Hiszpańscy biskupi odnieśli się negatywnie do prób legalizacji w ich kraju instytucji surogatek, czyli kobiet oferujących donoszenie w swych łonach zarodków innych małżeństw. Rzecznik tamtejszego episkopatu ks. José Gil Tamayo wyjaśnił przy tym, że - zdaniem biskupów - szkodliwa dla społeczeństwa jest już sama dyskusja nad kwestią tzw. macierzyństwa zastępczego.

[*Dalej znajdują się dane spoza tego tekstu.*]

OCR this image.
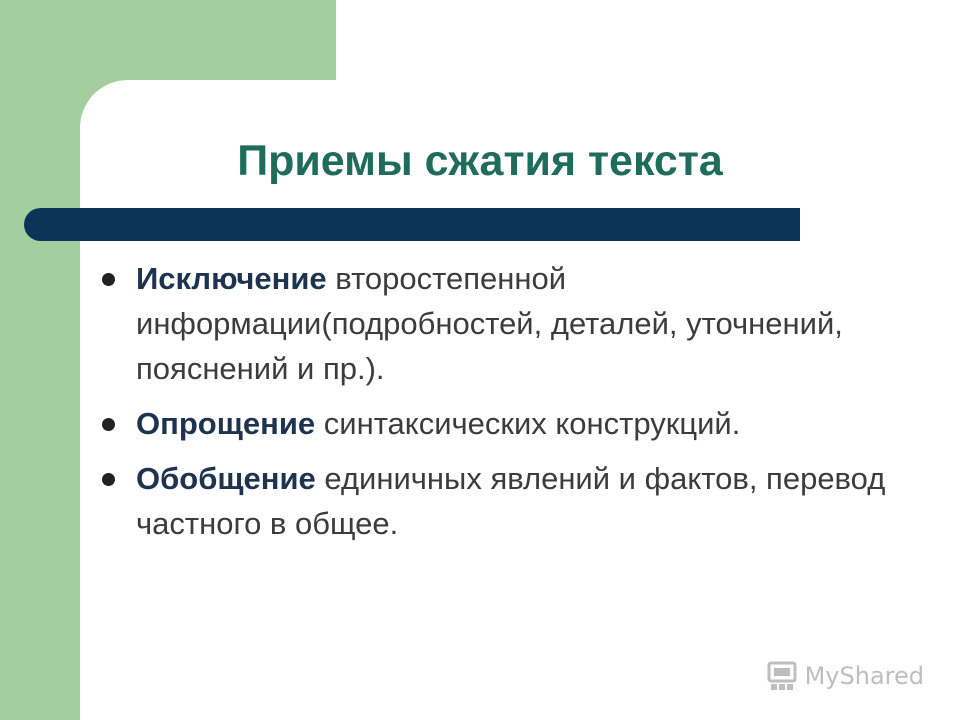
Приемы сжатия текста
Исключение второстепенной информации(подробностей, деталей, уточнений, пояснений и пр.).
Опрощение синтаксических конструкций.
Обобщение единичных явлений и фактов, перевод частного в общее.
MyShared
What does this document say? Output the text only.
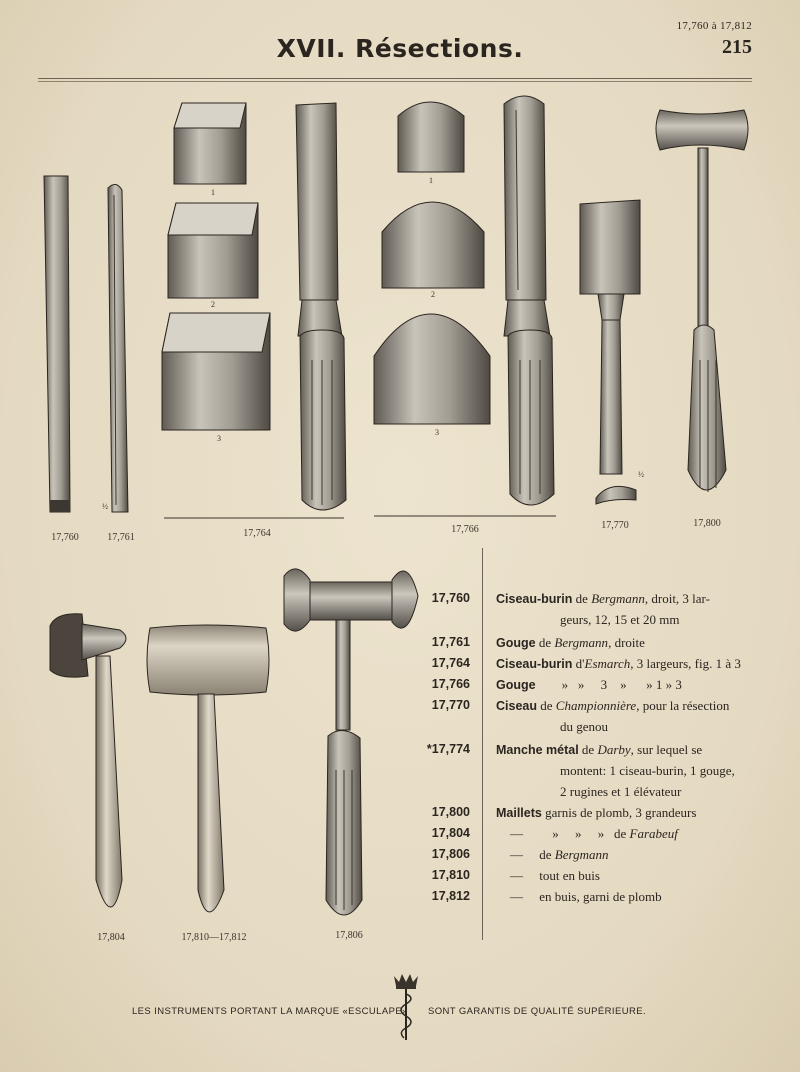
17,760 à 17,812
215
XVII. Résections.
17,760	17,761
½
17,764	17,766	17,770
½
17,800
17,804	17,810—17,812	17,806
1
2
3
1
2
3
17,760 Ciseau-burin de Bergmann, droit, 3 lar-
geurs, 12, 15 et 20 mm
17,761 Gouge de Bergmann, droite
17,764 Ciseau-burin d'Esmarch, 3 largeurs, fig. 1 à 3
17,766 Gouge        »   »     3    »      » 1 » 3
17,770 Ciseau de Championnière, pour la résection
du genou
*17,774 Manche métal de Darby, sur lequel se
montent: 1 ciseau-burin, 1 gouge,
2 rugines et 1 élévateur
17,800 Maillets garnis de plomb, 3 grandeurs
17,804	—         »     »     »   de Farabeuf
17,806	—     de Bergmann
17,810	—     tout en buis
17,812	—     en buis, garni de plomb
LES INSTRUMENTS PORTANT LA MARQUE «ESCULAPE» SONT GARANTIS DE QUALITÉ SUPÉRIEURE.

"Dzieci i kobiety nie mają ceny. Macierzyństwo zastępcze jest formą wykorzystywania kobiety i dziecka, które staje się w ten sposób przedmiotem konsumpcji, a w grę wchodzą pieniądze, którymi wynagradzane są za swoje usługi surogatki" – powiedział rzecznik.
Prawo hiszpańskie zakazuje zawierania umów na tzw. wynajem brzucha. Nawet jeśli strony porozumiały się co do kwoty za usługę surogatki, to kontrakt nie ma żadnej mocy, a kobieta po porodzie może odstąpić od porozumienia i pozostać z dzieckiem. Dodatkowo za udział w tym procederze obowiązują kary od 10 tys. do 1 mln euro.
Od kilku lat w hiszpańskich mediach i kołach politycznych trwa ożywiona dyskusja nad możliwością legalizacji surogatek. W minionym roku przeciwnicy tego rodzaju usług zyskali tam nieoczekiwanego sojusznika – feministki. Partia Feministek Hiszpańskich (PFE) złożyła pozew do madryckiego sądu, żądając likwidacji targów Surrofair, popularyzujących usługi surogatek. Lewicowe aktywistki stwierdziły w pozwie, że wynajem brzucha jest najnowszą formą prostytucji i handlu ludźmi. Według PFE organizujące imprezę wystawienniczą pismo "Babygest" pomaga pośrednio Hiszpankom w wyjazdach do Rosji, Grecji i na Ukrainę, gdzie w sposób legalny i taniej niż w swojej ojczyźnie mogą one wynająć surogatkę.
Według feministek hiszpańskie surogatki zarabiają na nielegalnym procederze od 50 do 200 tys. euro. Tymczasem w Europie Wschodniej “zastępczą matkę” można wynająć już za 20 tys. euro.